Delta strengthens int’l schedules for Summer 2010
Delta Air Lines recently announced a series of schedule enhancements to strengthen its international network for summer 2010. The changes – which will expand service for customers in 17 cities – leverage Delta’s industry-leading joint venture with Air France-KLM, growing alliance relationship with Alaska Air Group and increased fleet flexibility gained from its merger with Northwest.
“No other airline has the alliance partners, fleet flexibility or network breadth to consistently deliver new routes for customers while at the same time being responsible in managing capacity in the face of a global economic recession,” said Glen Hauenstein, Delta’s executive vice president – Network Planning and Revenue Management.
Delta’s 2010 changes are part of the first fully consolidated schedule published following Delta’s merger with Northwest, allowing the airline to reallocate existing capacity to new routes. Delta also will maintain many of the international route reductions it announced in June in response to decreased global demand.
Delta’s new and expanded nonstop routes for summer 2010 will be focused in three regions: Trans-Pacific, trans-Atlantic and Africa.
By June 2010, Delta will add new nonstop routes from its primary US-to-Asia gateways in Detroit and Seattle and realign flights at its Tokyo-Narita hub to better match capacity to demand.

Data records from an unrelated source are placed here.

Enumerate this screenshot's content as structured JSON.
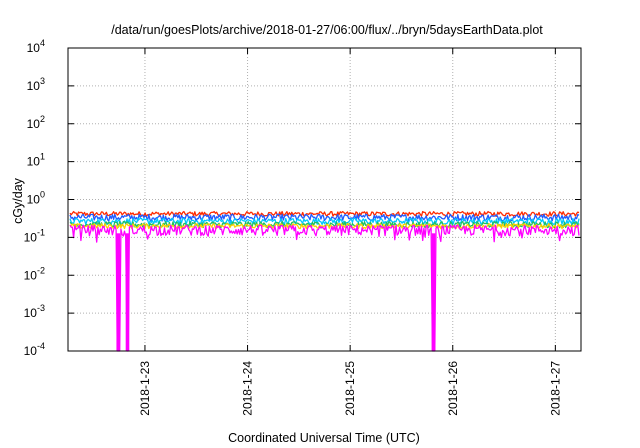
{
  "chart_data": {
    "type": "line",
    "title": "/data/run/goesPlots/archive/2018-01-27/06:00/flux/../bryn/5daysEarthData.plot",
    "xlabel": "Coordinated Universal Time (UTC)",
    "ylabel": "cGy/day",
    "y_scale": "log",
    "ylim": [
      0.0001,
      10000
    ],
    "y_ticks": [
      {
        "value": 0.0001,
        "base": "10",
        "exp": "-4"
      },
      {
        "value": 0.001,
        "base": "10",
        "exp": "-3"
      },
      {
        "value": 0.01,
        "base": "10",
        "exp": "-2"
      },
      {
        "value": 0.1,
        "base": "10",
        "exp": "-1"
      },
      {
        "value": 1,
        "base": "10",
        "exp": "0"
      },
      {
        "value": 10,
        "base": "10",
        "exp": "1"
      },
      {
        "value": 100,
        "base": "10",
        "exp": "2"
      },
      {
        "value": 1000,
        "base": "10",
        "exp": "3"
      },
      {
        "value": 10000,
        "base": "10",
        "exp": "4"
      }
    ],
    "xlim": [
      "2018-01-22T06:00",
      "2018-01-27T06:00"
    ],
    "x_ticks": [
      "2018-1-23",
      "2018-1-24",
      "2018-1-25",
      "2018-1-26",
      "2018-1-27"
    ],
    "grid": true,
    "series": [
      {
        "color": "#ff2a00",
        "level": 0.42,
        "noise": 0.06
      },
      {
        "color": "#1f5bff",
        "level": 0.34,
        "noise": 0.07
      },
      {
        "color": "#00c8ff",
        "level": 0.27,
        "noise": 0.05
      },
      {
        "color": "#20c060",
        "level": 0.22,
        "noise": 0.04
      },
      {
        "color": "#ffd000",
        "level": 0.2,
        "noise": 0.03
      },
      {
        "color": "#ff00ff",
        "level": 0.16,
        "noise": 0.05,
        "dropouts": [
          "2018-01-22T17:45",
          "2018-01-22T19:55",
          "2018-01-25T19:30"
        ]
      }
    ]
  }
}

From Detroit, Delta will introduce new nonstop service to Seoul-Incheon and Hong Kong and expand service between Detroit and Shanghai. Delta has continued to position Detroit as a major gateway to Asia thanks to its strategic geographic position for millions of customers who travel between the U.S. East Coast and Asia.
At Seattle, new nonstop flights from Seattle to Beijing and Osaka will be timed for convenient connections with Delta and Alaska’s 267 combined daily departures to 64 destinations from Seattle/Tacoma, and will complement Delta’s existing daily service to Tokyo-Narita.
At Tokyo-Narita Delta will resume seasonal nonstop service between Tokyo and Salt Lake City; resume three weekly summer flights between Tokyo and Atlanta; expand capacity between Tokyo and New York-JFK; and expand service between Tokyo and Los Angeles with four additional weekly flights. With these changes, Delta will offer Narita customers more than 25 daily departures to more than 20 nonstop destinations.
"Delta is committed to providing customers with convenient options between the most popular business and leisure destinations across Asia and our global network, connecting Asia to more points in the U.S. and beyond than any U.S. carrier,” Hauenstein said. “Since Delta’s first flight to Asia in 1987, we have become the region’s premier U.S. airline through organic growth and our merger with Northwest."